Köylüyü köyünde “yaşayamaz” duruma getirir, kırsalda yaşamı zorlaştırır, ekim alanlarından “kentlinin efendisini” çıkarırsanız/ üretme zorluklarına göz yumarsanız/ umursamazsanız olacağı budur! Salçada kiremit tozu, peynirde aklı gelmeyen “tağşişler”, kıymanın içinde istenmeyen karışımlar, balda şekerli su, zeytin yağında özelliğini bozan girdiler… İnsanların “alım gücünün” büsbütün kevgire döndüğü bir süreçte bunun önüne geçemezsiniz!
***
Google üzerinden “şikayet var” diye arar, orada küçük bir gezinti yaparsanız, Tarım Kredi Kooperatiflerinden alınan bazı ürünlerde de “taklit ve tağşiş” olanlardan şikayetlerin olduğunu göreceksiniz! Bir tüketici, zeytinyağında yaşadıklarının ardından “tarım kooperatiflerinin sattığı bütün ürünlere artık kuşku ile bakıyorum” diye yazmış! Bir başkası, kooperatiften aldığı bir doğal zeytinyağlı sabun için "kullanmaya başlar başlamaz vücudumuzda öyle bir koku oluştu ki, hayvan kokusu mu dersiniz, ne derseniz deyin” diye yaşadıklarını anlatmış! Yine bir başkası "asla gerçek zeytinyağı değil, yemeklere lezzet vermiyor, mideme ağrı yaptı” diyerek sağlık sorunları yaşadığından söz ediyor! Peki, biz kime güveneceğiz?
***
Şu an bile piyasada, sosyal medyada, televizyonun ilerleyen kanallarında yirmi kilo zeytin yağının ikibin liraya, beş kilo balın bin liraya, beş kilo sucuğun bin liraya, on kilo peynirin binbeşyüz liraya satıldığına tanık olacaksınız! Üstelik adresleri, telefon numaraları da var; bir de kargo kendilerinden!

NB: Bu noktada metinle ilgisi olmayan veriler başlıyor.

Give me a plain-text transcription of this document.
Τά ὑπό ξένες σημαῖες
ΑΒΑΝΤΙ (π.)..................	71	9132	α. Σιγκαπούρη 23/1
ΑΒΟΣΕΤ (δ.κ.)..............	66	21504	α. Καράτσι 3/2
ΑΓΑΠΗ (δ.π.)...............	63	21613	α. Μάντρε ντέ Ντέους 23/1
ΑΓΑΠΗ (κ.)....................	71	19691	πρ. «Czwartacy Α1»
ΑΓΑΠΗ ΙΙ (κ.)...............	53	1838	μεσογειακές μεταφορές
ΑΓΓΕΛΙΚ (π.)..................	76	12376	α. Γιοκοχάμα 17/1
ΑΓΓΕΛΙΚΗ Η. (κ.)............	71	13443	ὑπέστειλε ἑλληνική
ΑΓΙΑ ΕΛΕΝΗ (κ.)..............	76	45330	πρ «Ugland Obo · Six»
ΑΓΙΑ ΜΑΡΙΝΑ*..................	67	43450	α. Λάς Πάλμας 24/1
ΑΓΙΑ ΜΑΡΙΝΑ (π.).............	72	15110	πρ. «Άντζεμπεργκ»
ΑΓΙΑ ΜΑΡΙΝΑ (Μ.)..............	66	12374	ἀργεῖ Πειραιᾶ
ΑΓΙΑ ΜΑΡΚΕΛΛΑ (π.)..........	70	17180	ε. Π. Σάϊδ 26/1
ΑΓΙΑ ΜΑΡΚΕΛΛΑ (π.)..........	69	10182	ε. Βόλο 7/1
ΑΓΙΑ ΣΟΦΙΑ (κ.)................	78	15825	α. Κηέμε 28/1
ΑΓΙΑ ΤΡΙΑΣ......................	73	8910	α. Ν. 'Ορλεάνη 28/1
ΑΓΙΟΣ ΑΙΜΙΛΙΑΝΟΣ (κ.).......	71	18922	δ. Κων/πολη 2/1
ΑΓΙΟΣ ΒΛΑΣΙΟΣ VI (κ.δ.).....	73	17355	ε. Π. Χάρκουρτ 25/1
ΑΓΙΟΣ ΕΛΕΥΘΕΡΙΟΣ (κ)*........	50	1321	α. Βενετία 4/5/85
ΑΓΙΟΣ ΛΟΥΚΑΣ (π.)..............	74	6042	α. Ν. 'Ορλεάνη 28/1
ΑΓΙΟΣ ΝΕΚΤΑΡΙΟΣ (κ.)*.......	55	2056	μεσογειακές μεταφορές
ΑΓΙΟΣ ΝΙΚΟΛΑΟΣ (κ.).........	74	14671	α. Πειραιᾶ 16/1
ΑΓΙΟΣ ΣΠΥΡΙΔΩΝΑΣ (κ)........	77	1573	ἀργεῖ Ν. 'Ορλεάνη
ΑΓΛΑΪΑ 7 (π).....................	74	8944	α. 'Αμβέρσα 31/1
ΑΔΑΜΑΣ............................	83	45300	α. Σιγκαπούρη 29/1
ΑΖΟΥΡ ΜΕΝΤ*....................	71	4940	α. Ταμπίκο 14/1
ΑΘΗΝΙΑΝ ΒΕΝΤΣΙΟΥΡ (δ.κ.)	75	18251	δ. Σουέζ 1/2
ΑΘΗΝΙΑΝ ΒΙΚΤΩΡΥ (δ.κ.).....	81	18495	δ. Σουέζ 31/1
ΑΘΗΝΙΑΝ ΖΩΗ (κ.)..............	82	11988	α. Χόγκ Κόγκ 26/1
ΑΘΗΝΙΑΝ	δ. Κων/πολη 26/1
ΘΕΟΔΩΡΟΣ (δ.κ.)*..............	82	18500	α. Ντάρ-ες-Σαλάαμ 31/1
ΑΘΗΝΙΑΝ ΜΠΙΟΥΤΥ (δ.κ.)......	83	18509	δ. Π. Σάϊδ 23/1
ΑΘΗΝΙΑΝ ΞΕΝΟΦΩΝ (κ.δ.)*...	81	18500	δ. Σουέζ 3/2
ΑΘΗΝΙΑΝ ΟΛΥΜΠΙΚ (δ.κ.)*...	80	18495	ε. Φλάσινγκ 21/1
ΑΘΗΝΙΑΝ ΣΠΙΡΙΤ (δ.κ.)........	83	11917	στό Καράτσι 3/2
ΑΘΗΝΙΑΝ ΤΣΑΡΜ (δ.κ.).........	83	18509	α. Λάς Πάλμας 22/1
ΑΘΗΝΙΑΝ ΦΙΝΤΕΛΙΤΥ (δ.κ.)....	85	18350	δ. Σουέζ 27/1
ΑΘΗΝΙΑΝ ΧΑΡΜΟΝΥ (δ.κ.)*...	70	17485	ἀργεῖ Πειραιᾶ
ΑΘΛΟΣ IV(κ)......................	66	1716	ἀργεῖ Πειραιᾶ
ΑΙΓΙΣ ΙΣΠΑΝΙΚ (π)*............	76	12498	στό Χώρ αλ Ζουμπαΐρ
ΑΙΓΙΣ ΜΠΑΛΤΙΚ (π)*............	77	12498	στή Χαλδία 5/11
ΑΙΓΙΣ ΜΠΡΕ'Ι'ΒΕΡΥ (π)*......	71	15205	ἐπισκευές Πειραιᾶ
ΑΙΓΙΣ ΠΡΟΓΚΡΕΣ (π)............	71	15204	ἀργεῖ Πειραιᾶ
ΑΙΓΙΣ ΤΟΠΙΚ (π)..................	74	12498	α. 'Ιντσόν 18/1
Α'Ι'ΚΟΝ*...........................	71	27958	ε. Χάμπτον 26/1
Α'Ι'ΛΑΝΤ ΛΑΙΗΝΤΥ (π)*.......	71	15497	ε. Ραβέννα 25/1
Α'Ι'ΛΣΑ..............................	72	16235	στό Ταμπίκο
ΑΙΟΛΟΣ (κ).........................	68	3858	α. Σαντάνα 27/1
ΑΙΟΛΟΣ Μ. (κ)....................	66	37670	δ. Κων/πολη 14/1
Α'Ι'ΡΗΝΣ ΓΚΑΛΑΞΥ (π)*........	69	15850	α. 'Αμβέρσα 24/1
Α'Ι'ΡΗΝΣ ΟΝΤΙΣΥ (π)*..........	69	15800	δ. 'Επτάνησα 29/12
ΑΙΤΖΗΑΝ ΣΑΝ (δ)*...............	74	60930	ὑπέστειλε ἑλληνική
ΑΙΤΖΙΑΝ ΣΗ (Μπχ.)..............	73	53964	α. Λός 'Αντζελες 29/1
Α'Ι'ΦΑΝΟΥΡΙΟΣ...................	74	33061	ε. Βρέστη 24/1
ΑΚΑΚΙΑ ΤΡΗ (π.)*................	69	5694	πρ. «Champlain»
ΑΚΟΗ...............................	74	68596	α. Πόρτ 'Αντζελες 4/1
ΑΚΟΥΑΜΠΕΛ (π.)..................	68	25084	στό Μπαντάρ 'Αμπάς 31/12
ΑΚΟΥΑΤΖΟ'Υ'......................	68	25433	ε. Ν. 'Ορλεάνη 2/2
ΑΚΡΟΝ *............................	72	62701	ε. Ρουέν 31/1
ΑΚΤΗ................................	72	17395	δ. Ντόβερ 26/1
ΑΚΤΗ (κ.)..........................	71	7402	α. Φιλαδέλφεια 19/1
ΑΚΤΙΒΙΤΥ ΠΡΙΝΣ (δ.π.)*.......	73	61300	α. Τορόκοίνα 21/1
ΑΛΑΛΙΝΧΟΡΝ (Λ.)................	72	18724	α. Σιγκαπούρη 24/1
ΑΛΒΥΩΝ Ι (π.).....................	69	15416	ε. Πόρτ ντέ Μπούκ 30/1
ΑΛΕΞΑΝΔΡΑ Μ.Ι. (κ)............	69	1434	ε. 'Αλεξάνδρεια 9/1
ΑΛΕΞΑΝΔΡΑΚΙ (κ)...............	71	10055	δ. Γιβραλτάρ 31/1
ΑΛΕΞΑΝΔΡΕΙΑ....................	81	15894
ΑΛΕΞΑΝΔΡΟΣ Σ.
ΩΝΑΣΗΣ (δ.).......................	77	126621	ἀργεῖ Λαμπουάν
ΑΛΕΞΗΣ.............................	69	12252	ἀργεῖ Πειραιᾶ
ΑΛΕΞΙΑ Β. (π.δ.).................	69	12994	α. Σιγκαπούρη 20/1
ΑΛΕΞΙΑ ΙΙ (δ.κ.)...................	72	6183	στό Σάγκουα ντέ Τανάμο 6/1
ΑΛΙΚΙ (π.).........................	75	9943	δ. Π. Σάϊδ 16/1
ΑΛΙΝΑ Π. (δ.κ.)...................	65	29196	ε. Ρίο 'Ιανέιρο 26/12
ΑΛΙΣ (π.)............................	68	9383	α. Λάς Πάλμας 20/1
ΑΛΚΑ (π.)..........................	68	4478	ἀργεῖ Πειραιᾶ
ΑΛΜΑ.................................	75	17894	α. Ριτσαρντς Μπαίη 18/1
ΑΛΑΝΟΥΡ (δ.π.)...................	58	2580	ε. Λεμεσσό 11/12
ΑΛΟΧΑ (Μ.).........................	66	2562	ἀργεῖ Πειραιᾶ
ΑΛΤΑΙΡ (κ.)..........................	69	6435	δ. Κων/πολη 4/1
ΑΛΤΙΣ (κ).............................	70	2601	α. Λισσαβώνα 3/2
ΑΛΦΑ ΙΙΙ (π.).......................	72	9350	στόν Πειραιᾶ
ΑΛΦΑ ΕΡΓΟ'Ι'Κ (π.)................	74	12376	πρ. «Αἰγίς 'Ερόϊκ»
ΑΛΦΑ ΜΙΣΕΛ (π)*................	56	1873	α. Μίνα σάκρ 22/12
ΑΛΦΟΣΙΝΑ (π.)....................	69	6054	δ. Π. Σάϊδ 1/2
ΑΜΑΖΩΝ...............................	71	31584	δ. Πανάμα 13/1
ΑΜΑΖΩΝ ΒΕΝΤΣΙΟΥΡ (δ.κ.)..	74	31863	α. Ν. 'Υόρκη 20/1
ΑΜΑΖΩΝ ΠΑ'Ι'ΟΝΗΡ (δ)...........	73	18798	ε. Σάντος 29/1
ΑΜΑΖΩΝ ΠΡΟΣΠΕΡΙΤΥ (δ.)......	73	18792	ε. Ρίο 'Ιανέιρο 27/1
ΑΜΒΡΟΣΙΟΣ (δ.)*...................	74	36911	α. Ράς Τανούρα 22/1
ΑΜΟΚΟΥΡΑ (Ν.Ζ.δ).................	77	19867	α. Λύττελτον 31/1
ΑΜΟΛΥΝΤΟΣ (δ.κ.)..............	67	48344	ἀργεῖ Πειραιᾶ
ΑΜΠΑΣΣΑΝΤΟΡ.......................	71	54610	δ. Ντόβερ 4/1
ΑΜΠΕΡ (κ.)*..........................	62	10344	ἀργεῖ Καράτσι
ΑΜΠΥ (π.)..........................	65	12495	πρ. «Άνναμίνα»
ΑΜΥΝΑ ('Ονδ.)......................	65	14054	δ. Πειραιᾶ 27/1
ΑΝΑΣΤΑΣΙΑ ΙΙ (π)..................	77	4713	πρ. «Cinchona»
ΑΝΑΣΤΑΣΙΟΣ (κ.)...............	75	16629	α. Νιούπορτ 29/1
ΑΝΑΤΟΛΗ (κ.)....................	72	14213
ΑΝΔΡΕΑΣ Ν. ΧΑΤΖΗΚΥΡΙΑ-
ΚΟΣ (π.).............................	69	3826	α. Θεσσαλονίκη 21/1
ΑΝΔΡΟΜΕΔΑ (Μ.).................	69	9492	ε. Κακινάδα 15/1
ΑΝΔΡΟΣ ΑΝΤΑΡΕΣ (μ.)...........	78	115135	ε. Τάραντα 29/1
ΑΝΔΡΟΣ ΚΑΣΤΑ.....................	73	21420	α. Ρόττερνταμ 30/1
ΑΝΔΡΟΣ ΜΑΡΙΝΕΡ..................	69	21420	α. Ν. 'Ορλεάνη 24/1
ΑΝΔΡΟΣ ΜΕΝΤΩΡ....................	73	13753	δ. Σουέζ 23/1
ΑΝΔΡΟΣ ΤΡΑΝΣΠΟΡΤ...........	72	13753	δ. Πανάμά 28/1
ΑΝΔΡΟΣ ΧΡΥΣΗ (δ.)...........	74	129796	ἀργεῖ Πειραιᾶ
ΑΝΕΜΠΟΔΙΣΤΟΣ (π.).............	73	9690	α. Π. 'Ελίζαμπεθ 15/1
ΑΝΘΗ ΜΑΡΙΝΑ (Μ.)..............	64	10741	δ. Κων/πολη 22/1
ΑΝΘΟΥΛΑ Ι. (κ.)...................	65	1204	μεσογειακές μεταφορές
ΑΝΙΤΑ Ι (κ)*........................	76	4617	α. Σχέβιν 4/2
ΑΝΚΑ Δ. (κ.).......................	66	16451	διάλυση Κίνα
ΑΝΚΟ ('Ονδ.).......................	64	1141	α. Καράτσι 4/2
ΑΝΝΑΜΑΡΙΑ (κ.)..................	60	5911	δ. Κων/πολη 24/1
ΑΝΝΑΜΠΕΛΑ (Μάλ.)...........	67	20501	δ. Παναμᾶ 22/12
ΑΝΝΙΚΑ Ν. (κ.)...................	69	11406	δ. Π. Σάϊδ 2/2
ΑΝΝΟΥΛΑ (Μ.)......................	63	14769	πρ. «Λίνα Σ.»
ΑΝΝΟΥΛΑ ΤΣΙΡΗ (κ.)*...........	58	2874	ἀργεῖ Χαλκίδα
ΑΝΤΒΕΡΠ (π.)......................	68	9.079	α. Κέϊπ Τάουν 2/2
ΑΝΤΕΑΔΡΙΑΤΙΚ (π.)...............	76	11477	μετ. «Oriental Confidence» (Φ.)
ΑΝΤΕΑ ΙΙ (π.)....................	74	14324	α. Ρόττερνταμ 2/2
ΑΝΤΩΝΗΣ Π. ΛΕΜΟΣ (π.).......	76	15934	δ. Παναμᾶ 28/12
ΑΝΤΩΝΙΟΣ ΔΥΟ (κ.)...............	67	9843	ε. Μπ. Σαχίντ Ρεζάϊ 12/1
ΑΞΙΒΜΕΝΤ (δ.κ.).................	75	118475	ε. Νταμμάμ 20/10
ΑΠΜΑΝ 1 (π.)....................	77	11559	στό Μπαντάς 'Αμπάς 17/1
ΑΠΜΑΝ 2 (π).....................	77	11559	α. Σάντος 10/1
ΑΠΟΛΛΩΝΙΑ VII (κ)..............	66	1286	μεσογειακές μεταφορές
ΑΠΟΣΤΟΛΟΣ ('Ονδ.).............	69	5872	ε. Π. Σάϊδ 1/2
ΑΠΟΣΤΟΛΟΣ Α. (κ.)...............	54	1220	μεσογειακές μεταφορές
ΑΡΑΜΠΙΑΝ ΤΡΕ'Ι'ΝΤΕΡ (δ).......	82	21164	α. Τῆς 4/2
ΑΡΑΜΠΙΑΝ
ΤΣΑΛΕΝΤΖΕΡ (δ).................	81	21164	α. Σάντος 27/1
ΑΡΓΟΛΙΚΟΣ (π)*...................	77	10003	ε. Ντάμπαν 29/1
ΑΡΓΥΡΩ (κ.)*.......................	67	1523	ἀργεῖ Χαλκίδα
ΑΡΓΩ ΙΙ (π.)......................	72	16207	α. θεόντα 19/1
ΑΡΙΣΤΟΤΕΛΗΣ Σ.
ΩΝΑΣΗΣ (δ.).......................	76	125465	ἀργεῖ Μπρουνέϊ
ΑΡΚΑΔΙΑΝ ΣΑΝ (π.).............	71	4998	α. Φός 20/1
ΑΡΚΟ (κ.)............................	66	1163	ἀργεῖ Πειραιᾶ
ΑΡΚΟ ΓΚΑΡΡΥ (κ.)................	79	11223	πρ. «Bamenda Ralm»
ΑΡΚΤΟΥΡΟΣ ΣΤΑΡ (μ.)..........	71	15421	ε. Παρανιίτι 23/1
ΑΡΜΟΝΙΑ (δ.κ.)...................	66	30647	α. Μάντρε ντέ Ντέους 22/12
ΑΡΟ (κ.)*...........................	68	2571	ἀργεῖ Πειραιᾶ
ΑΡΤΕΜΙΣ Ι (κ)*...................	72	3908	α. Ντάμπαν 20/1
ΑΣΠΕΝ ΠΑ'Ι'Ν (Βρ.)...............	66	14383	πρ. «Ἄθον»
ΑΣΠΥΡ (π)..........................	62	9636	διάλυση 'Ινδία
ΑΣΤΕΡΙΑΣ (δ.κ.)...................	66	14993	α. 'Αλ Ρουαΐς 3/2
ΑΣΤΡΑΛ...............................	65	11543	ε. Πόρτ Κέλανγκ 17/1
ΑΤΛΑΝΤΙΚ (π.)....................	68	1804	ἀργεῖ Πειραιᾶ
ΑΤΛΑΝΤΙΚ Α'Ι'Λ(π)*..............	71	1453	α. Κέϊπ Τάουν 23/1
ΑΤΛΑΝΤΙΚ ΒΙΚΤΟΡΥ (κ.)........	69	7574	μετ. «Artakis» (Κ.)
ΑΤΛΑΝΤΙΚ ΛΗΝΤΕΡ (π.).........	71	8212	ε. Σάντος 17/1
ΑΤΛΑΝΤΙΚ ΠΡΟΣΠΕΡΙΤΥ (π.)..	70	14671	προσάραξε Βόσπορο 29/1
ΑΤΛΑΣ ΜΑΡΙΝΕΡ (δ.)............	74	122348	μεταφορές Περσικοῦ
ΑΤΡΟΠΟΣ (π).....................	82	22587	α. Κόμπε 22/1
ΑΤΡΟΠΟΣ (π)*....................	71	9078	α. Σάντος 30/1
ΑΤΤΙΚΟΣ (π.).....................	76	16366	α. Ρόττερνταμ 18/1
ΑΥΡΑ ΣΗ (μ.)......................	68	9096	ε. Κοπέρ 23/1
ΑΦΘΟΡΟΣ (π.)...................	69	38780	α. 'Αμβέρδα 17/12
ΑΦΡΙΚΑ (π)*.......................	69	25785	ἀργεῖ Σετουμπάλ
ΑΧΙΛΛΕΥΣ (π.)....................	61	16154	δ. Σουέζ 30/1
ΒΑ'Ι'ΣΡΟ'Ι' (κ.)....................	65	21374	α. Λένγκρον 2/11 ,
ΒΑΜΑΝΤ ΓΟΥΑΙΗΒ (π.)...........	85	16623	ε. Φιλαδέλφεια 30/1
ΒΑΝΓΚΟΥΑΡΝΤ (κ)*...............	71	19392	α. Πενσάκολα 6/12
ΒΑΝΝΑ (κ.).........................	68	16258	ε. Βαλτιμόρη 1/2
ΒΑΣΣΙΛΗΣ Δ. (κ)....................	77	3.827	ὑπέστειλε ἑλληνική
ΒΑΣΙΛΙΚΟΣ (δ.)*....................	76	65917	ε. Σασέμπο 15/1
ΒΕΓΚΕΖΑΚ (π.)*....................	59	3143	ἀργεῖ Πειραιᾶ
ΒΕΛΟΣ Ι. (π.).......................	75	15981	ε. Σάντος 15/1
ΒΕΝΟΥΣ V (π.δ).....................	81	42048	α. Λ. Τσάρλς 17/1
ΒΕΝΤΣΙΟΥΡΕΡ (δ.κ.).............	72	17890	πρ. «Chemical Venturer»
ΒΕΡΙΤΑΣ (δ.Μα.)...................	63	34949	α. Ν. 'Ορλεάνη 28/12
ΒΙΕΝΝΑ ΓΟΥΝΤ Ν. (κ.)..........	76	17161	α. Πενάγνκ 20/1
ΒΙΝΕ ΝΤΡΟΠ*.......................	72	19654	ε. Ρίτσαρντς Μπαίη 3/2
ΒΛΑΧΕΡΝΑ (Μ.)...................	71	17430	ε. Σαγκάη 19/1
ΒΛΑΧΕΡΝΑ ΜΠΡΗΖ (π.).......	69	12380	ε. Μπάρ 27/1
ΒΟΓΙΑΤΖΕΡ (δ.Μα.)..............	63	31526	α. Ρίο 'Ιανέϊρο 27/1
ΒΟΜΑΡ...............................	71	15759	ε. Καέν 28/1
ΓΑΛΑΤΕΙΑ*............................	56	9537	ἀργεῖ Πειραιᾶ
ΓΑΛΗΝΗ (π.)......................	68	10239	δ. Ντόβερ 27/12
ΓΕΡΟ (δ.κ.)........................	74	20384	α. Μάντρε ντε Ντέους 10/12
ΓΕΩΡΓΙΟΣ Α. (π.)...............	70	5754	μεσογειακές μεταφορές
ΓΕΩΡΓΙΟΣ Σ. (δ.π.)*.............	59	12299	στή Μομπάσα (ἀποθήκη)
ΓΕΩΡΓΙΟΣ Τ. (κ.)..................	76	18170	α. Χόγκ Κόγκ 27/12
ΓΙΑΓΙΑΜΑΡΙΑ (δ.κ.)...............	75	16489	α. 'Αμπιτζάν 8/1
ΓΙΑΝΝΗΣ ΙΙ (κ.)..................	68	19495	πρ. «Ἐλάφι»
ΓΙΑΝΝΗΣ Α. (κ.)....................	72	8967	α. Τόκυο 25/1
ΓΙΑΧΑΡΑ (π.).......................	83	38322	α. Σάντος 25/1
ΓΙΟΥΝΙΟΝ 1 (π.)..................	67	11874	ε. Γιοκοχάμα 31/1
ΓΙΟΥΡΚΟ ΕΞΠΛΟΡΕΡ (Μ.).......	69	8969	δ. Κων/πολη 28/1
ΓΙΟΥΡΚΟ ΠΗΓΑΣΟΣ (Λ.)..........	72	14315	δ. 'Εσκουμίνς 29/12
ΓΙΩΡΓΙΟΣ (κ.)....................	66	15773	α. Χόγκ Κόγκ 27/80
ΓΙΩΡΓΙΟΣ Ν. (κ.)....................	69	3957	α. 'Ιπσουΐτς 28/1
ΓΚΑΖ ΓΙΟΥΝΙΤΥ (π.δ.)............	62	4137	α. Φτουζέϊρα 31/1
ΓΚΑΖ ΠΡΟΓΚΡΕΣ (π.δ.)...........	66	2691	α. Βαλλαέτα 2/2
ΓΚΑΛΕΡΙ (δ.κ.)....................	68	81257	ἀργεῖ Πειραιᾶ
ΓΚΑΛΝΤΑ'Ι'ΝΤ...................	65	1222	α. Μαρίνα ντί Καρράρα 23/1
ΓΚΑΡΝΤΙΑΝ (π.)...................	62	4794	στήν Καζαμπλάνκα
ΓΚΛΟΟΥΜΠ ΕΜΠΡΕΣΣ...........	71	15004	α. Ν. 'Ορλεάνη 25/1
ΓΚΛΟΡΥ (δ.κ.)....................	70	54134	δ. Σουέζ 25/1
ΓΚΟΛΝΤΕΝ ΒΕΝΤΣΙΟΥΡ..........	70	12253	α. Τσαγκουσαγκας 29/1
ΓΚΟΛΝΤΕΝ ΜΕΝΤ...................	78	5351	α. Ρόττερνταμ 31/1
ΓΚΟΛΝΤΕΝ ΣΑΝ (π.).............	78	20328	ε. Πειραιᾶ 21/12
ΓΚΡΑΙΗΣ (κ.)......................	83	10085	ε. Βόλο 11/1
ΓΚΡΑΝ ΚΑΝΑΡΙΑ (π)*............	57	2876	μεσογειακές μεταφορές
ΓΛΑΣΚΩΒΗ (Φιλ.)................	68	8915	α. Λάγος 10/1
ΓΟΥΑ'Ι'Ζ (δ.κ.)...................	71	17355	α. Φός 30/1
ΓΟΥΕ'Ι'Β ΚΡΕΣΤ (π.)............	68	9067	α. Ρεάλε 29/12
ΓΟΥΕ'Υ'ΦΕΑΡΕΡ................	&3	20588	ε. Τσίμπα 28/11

Fiyatı piyasa fiyatının üçte biri, beşte biri! Bu ürünler kasaplarda, marketlerde, medyada yer aldığına göre, demek ki alıcısı da var; üstelik “açlık sınırı” altında aylıkla yaşamaya zorlanan ülke nüfusunun büyük çoğunluğu… Baksanıza, satanlar arasında kimler yok ki?
***
İnsanlara sağlıksız, “taklit ve tağşiş” ürünler yedirmemenin “ön koşulu” yurttaşları salt “açlık sınırı” üzerine değil, “yoksulluk sınırı” üzerine çıkarmaktan geçer! Bunun için de, önce yurdumuzun doğal varsıllıklarını/ coğrafi yapısını iyi okumak gerek! Bu yurdun insanları, “bu yurdun varsıllıkları içinde doyabilir mi, doyması için ne yapması gerekir” sorusuna yanıt bulmakla başlar! Verimli toprakları var, işleyecek suyu var, işleyecek insan gücü/ bilgisi var, ancak “gıda ürünlerinin” birçoğu dışalımla yapılıyorsa, bunda yanlış var demektir! Kırsalda yaşayan üreten insanlar kentlere göçe zorlanmışsa, bunda “daha büyük” yanlış var demektir! Bu yurdun çiftçisinin/ köylüsünün/ üreticisinin değil, dışalım yapılan ülkelerin çiftçisinin ürettiği ürünleri tüketen bir toplumun “taklit ve tağşiş” ürünler tüketmesi de bizdeki gibi normalleşir!
Düşünsenize; tadı sucuk ya da peynir, ama içinde ne et var ne de süt! Aylık onikibinbeşyüz lira alan emekli bu ürünlerin “tadını” başka nasıl alabilecek; yanıtınızı merak ediyorum!